After the Minoan civilization fell, the Mycenaeans rose to dominate Ancient Greece, a culture more adept at the art of war than the civilized trade conducted by the Minoans. In fact, it was the Mycenaean king Agamemnon who waged a ten-year campaign against the city of Troy in retaliation for the abduction of his brother’s wife Helen that served as the basis for The Iliad of Homer.

There has been much debate as to whether the central focus of The Iliad – namely the Trojan War itself – was based on historical fact. German archaeologist Heinrich Schliemann was a firm “believer” in fact over fiction, and in the early 1870s uncovered the remains of Troy in the nearby country of Turkey. Determined to find corresponding evidence that the Trojan War actually happened in Greece itself, Schliemann turned his attention to the ancient city of Mycenae, believed to be the burial site of Agamemnon.

Heinrich Schliemann uncovered deep burial chambers at Mycenae. His discoveries even included a human skull wearing a gold death mask that resulted in the archaeologist declaring, “I have gazed upon the face of Agamemnon.” Although modern technology now dates the mask as being from 1600 BC – predating the Trojan War by 400 years – the artifact is still known as the “Mask of Agamemnon” and was a centerpiece of The Greeks: Agamemnon to Alexander the Great exhibit along with other items uncovered by Schliemann within the burial tombs of Mycenae.

While Agamemnon sits on one end of the historical spectrum, on the other resides Alexander the Great. The son of King Philip II of Macedon – who unified Greece through a series of military victories and strategic alliances – Alexander went even further than his father by conquering a large portion of the ancient world, influencing an untold number of civilizations and achieving immortality in the process.

The Greeks: Agamemnon to Alexander the Great included a marble bust of Alexander from the third century BC on loan from the Archaeological Museum of Pella, the ancient Greek city where he was born. “In this depiction, a number of details, supported by rare physical descriptions of Alexander from ancient writings, make it possible to recognize him,” the exhibit stated. “The slight tilt of his head, the arrangement of his hair, his lack of beard – unusual for kings of this period – and his upward glance. The rendering of his hair, his slightly opened mouth, and the working of the marble result in a portrait that is both realistic and idealized.”

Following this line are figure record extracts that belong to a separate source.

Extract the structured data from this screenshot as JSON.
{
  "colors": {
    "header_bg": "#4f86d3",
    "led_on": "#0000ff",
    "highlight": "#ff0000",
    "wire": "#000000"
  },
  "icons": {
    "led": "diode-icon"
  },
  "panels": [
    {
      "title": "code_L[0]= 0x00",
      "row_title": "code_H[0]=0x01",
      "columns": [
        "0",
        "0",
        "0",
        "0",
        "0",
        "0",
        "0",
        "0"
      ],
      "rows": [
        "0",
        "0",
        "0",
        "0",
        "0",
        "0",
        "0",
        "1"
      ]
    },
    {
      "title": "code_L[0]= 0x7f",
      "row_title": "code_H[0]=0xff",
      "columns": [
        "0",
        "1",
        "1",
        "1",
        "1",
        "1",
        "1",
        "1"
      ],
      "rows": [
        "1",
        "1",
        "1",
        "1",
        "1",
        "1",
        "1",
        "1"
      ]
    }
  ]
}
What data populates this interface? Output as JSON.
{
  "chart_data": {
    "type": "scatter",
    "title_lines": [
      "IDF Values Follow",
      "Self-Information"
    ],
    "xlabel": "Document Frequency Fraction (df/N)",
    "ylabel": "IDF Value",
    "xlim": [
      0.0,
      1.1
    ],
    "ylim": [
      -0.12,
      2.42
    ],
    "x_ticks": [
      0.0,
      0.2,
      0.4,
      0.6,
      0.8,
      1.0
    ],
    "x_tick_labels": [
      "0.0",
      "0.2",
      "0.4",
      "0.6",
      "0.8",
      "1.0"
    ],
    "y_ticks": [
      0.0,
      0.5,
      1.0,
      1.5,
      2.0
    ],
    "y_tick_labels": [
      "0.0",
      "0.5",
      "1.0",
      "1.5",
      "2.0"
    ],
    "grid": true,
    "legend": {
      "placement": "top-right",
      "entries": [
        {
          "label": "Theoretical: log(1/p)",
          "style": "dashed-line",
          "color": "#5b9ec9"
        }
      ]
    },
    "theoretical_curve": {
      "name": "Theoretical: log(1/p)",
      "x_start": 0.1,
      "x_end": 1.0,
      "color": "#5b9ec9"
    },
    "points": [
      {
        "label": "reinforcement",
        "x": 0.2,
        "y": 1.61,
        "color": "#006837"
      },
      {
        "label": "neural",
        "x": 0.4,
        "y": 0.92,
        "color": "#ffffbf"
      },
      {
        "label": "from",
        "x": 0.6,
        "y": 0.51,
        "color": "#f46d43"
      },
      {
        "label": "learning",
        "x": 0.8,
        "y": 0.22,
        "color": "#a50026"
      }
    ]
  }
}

In addition to his real-world accomplishments, Alexander the Great also served as the boyhood idol of Adrian Veidt, the superhero Ozymandias and central figure from Alan Moore’s graphic novel Watchmen. At the age of seventeen, Veidt embarked on a vision quest that followed the route of conquest traveled by Alexander over two thousand years earlier, but his visit to Egypt resulted in Adrian Veidt finding a new hero to emulate in the pharaoh Ramesses II.

In between the reigns of Agamemnon and Alexander the Great lies one of the most influential time periods in Western history. It was during this Classical Age that the city of Athens rose to prominence and the first experiments with democracy were undertaken. Athens was also the home of such giants of philosophy as Socrates, Plato, and Aristotle, and it was the era in which the first Olympics were held and the Greek soldier Pheidippides famously ran the 26 miles that separated the battlefield of Marathon from Athens.

As with Alexander the Great, The Greeks exhibit featured marble busts of these legendary figures, including not only Plato and Aristotle but Homer, who transcribed the oral traditions of The Iliad and The Odyssey into the written word. Surrounded by statues and vases, golden wreaths and theater masks, their images tell the story of not only an ancient civilization but the gods and goddesses, heroes and heroines, and kings and queens that are both mythical and legendary.

Western civilization as we know it emerged from Ancient Greece – and one can’t help but notice an influence on comic book characters and contemporary Geek Cultural as well. From superheroes who resemble the heroes and heroines of Greek mythology, epic narratives similar to The Iliad and The Odyssey, and the influence of kings like Agamemnon and Alexander the Great, the Greeks and the Geeks have more in common than one may realize, with links that date back millenniums.